Sunday, November 8, 2020

Earnest Money – How Much Earnest Money Do You Need?

Earnest Money is an amount of money used as a form of commitment by someone to show how serious they are about purchasing a home. It is also referred to as a good faith deposit.

In a situation where a buyer and seller enter into a contract, the seller has to take the home off the market, while the transaction moves through the entire process to closing. If the deal falls through, the seller is to relist the home and start all over again, which results in a big financial hit.

Earnest Money - How Much Earnest Money Do You Need?

Earnest money acts as a form of protection for the seller if the buyer happens to back out. This money is typically around 1% – 3% of the sale. Price and is being held in an escrow account until the deal is complete. If the deals click. The earnests money is applied to the buyer’s down payment or closing costs.

In a situation where the deal falls through because of a failure. A home inspection or any other contingencies that are listed in the contract. The buyer gets their earnests money back.

Why Pay Earnests Money?

Even though paying earnest money is not a requirement. It could be a necessity if you are shopping in a competitive real estate market. With earnest money, sellers tend to favor these good faith deposits. Because they want to ensure that the sale won’t fall through. Earnest money acts as added insurance for both the buyer and the seller in the transactions.

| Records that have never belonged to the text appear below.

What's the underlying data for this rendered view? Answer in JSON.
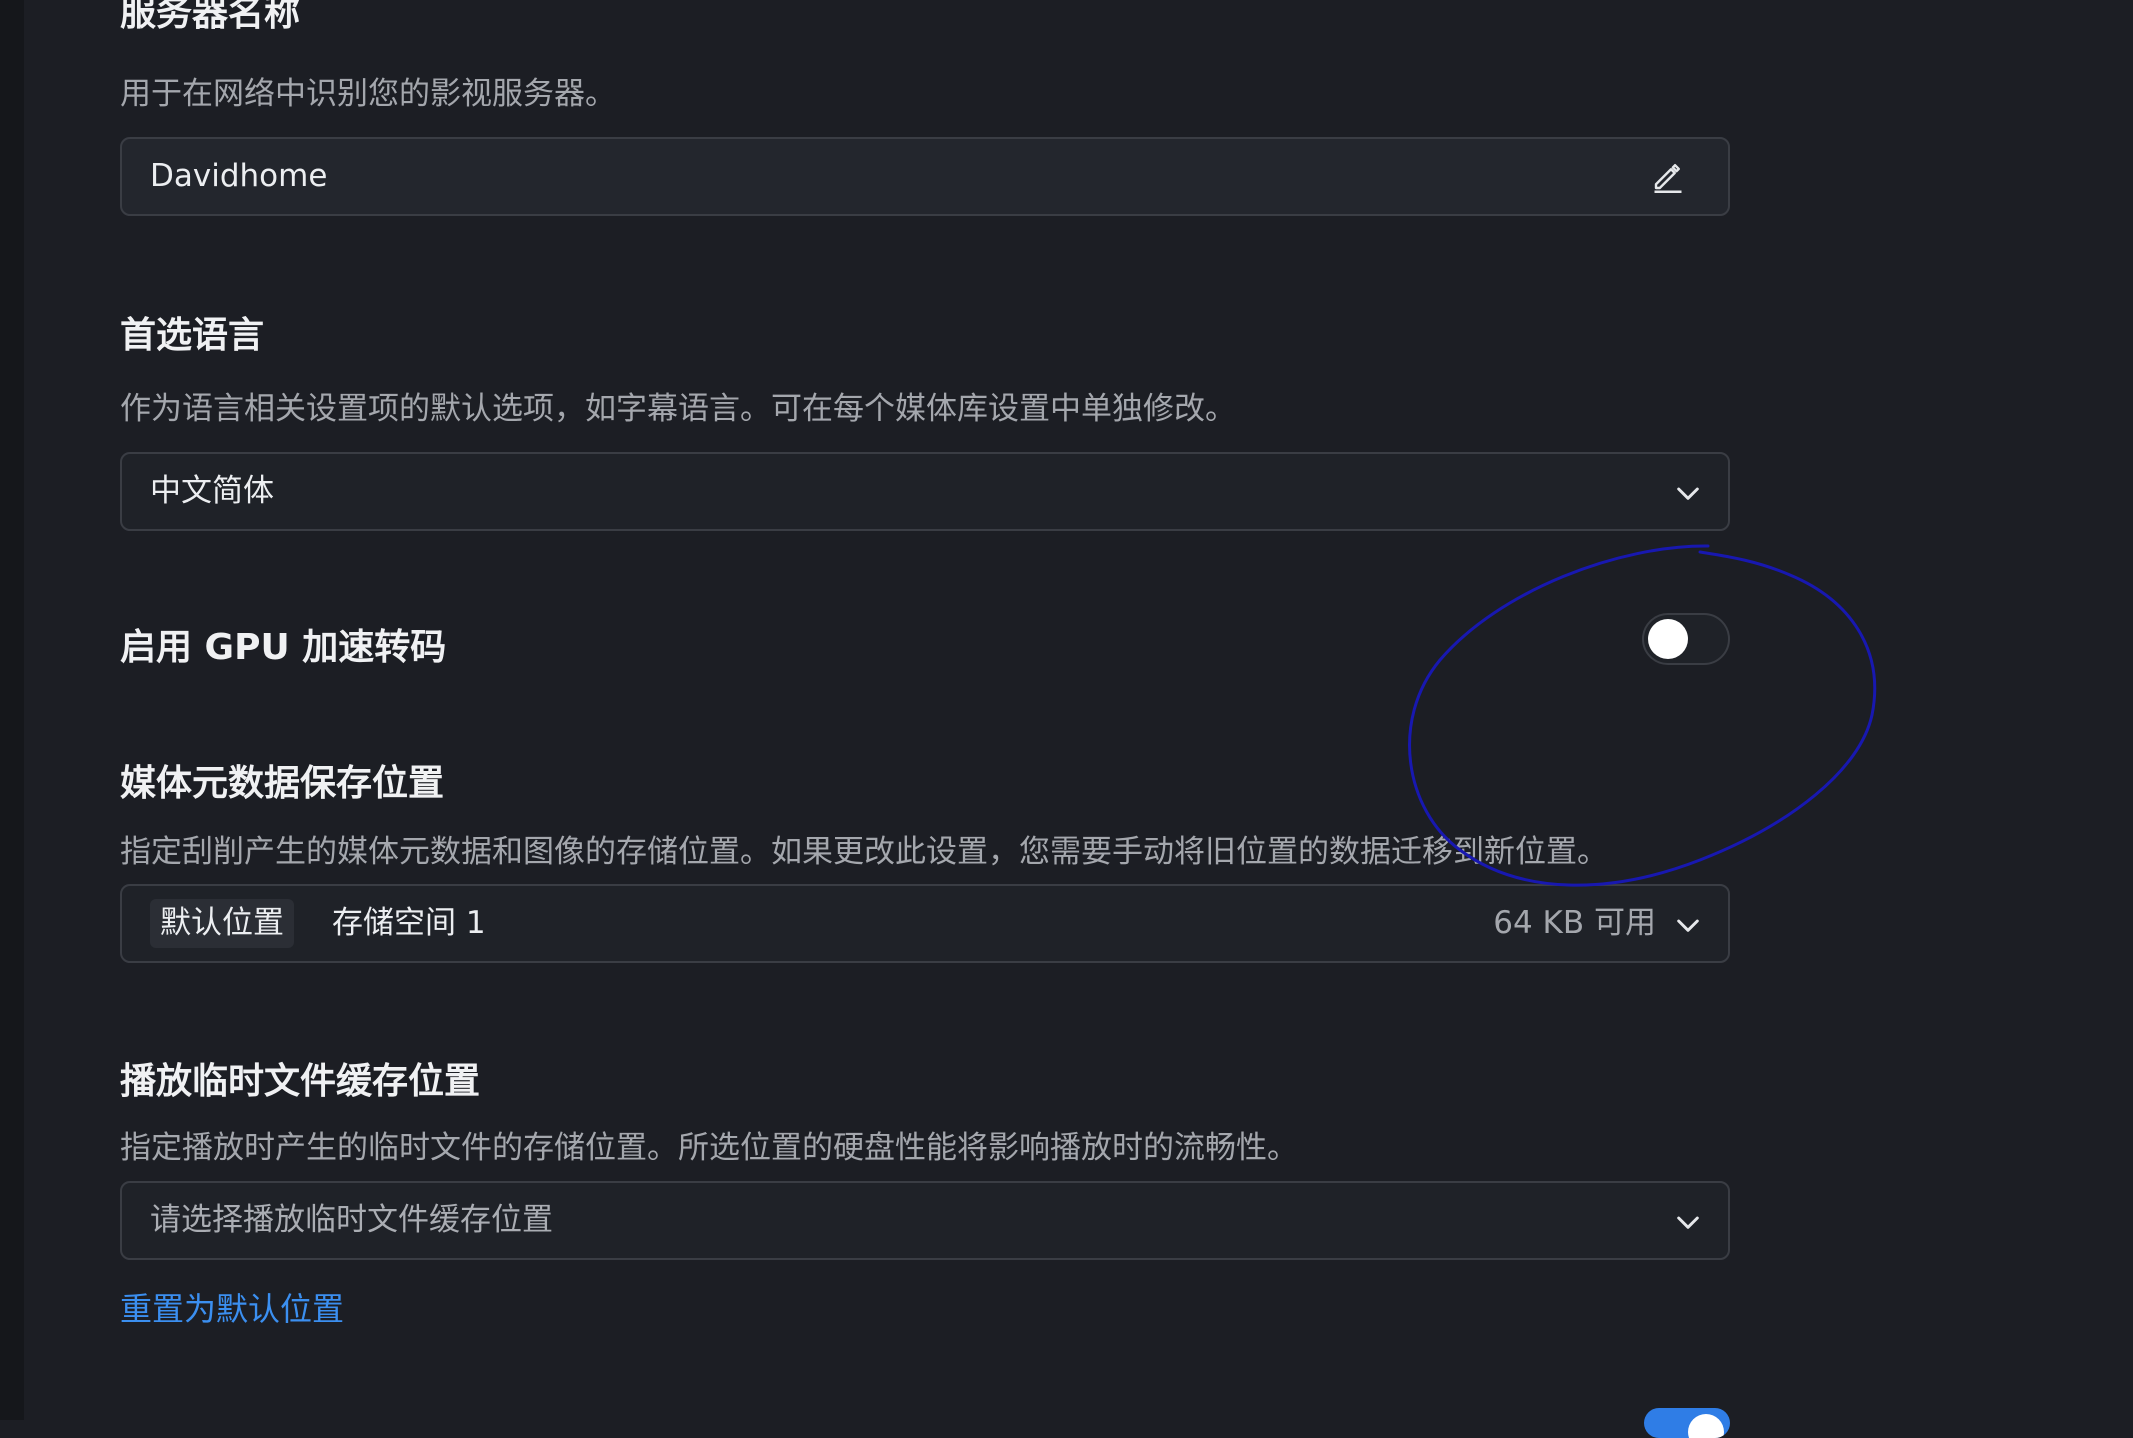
{
  "server_name": {
    "title": "服务器名称",
    "description": "用于在网络中识别您的影视服务器。",
    "value": "Davidhome"
  },
  "preferred_language": {
    "title": "首选语言",
    "description": "作为语言相关设置项的默认选项，如字幕语言。可在每个媒体库设置中单独修改。",
    "selected": "中文简体"
  },
  "gpu_transcode": {
    "title": "启用 GPU 加速转码",
    "enabled": false
  },
  "metadata_location": {
    "title": "媒体元数据保存位置",
    "description": "指定刮削产生的媒体元数据和图像的存储位置。如果更改此设置，您需要手动将旧位置的数据迁移到新位置。",
    "badge": "默认位置",
    "storage": "存储空间 1",
    "available": "64 KB 可用"
  },
  "playback_cache": {
    "title": "播放临时文件缓存位置",
    "description": "指定播放时产生的临时文件的存储位置。所选位置的硬盘性能将影响播放时的流畅性。",
    "placeholder": "请选择播放临时文件缓存位置",
    "reset_link": "重置为默认位置"
  },
  "next_toggle": {
    "enabled": true
  },
  "colors": {
    "background": "#1c1e24",
    "accent": "#3b8ff0",
    "annotation": "#1a1ab0"
  }
}
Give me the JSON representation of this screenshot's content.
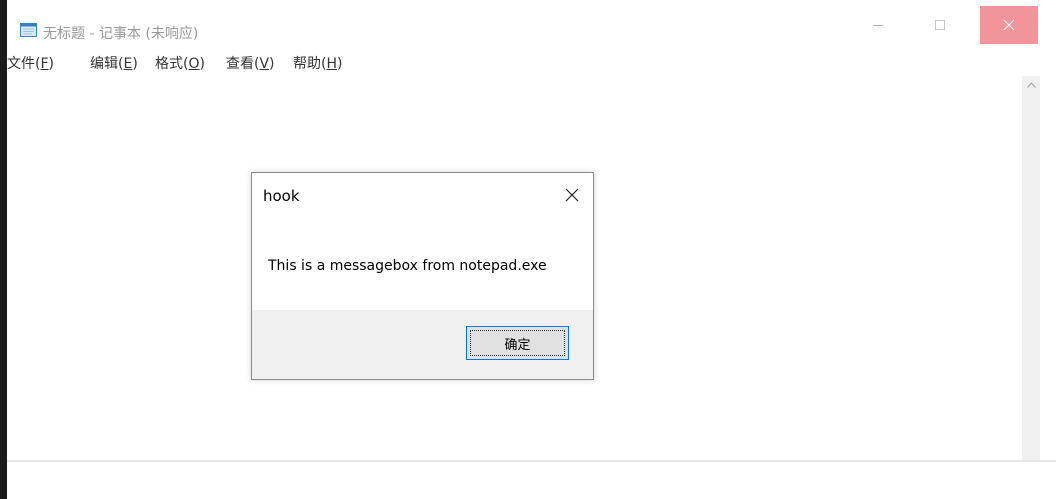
{
  "window": {
    "title": "无标题 - 记事本 (未响应)",
    "colors": {
      "close_button_bg": "#f1959b",
      "title_text": "#999999"
    },
    "controls": {
      "minimize_icon": "minimize-icon",
      "maximize_icon": "maximize-icon",
      "close_icon": "close-icon"
    }
  },
  "menubar": {
    "items": [
      {
        "label": "文件(",
        "key": "F",
        "tail": ")"
      },
      {
        "label": "编辑(",
        "key": "E",
        "tail": ")"
      },
      {
        "label": "格式(",
        "key": "O",
        "tail": ")"
      },
      {
        "label": "查看(",
        "key": "V",
        "tail": ")"
      },
      {
        "label": "帮助(",
        "key": "H",
        "tail": ")"
      }
    ]
  },
  "dialog": {
    "title": "hook",
    "message": "This is a messagebox from notepad.exe",
    "ok_label": "确定",
    "colors": {
      "accent": "#0078d7",
      "footer_bg": "#f0f0f0"
    }
  }
}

How Much Earnest Money Do You Need?

You need 1-5% of the price that you and the seller agreed upon. On the other hand, it may also depend on a number of factors, mostly linked to where you are. Some markets require a fixed amount like $1,000 or $5,000, while in other communities, the focus is on the percentage.

How To Get Your Earnests Money Back

Earnest money comes with contingencies that protect both the seller and buyer in certain situations. If you make an offer on a home and the seller accepts, the sale is only finalized when contingencies or certain criteria are met. These contingencies are typically listed in the purchase agreement and cover the inspection, appraisal, and mortgage approval. They include:

Contingent on the appraisal

VA loans instantly protect a buyer’s earnest money in a situation where the appraised value comes in below the purchase offer. This protection is a part of every VA purchase loan.

Contingent on a home inspection

This is a contingency that allows you to walk away from a home with your earnest money if the inspection reveals unsatisfactory housing conditions.

Contingent on obtaining financing

With this contingency, you are assured that you get an earnest money refund if you do not receive proper financing in time.

Contingent on selling your current home

If you are unable to sell your house before closing on your new home, this contingency will enable you to walk away with your earnest money.

These contingencies have been developed to safeguard you from the unexpected, and you can also negotiate these conditions with the seller before you sign the contract.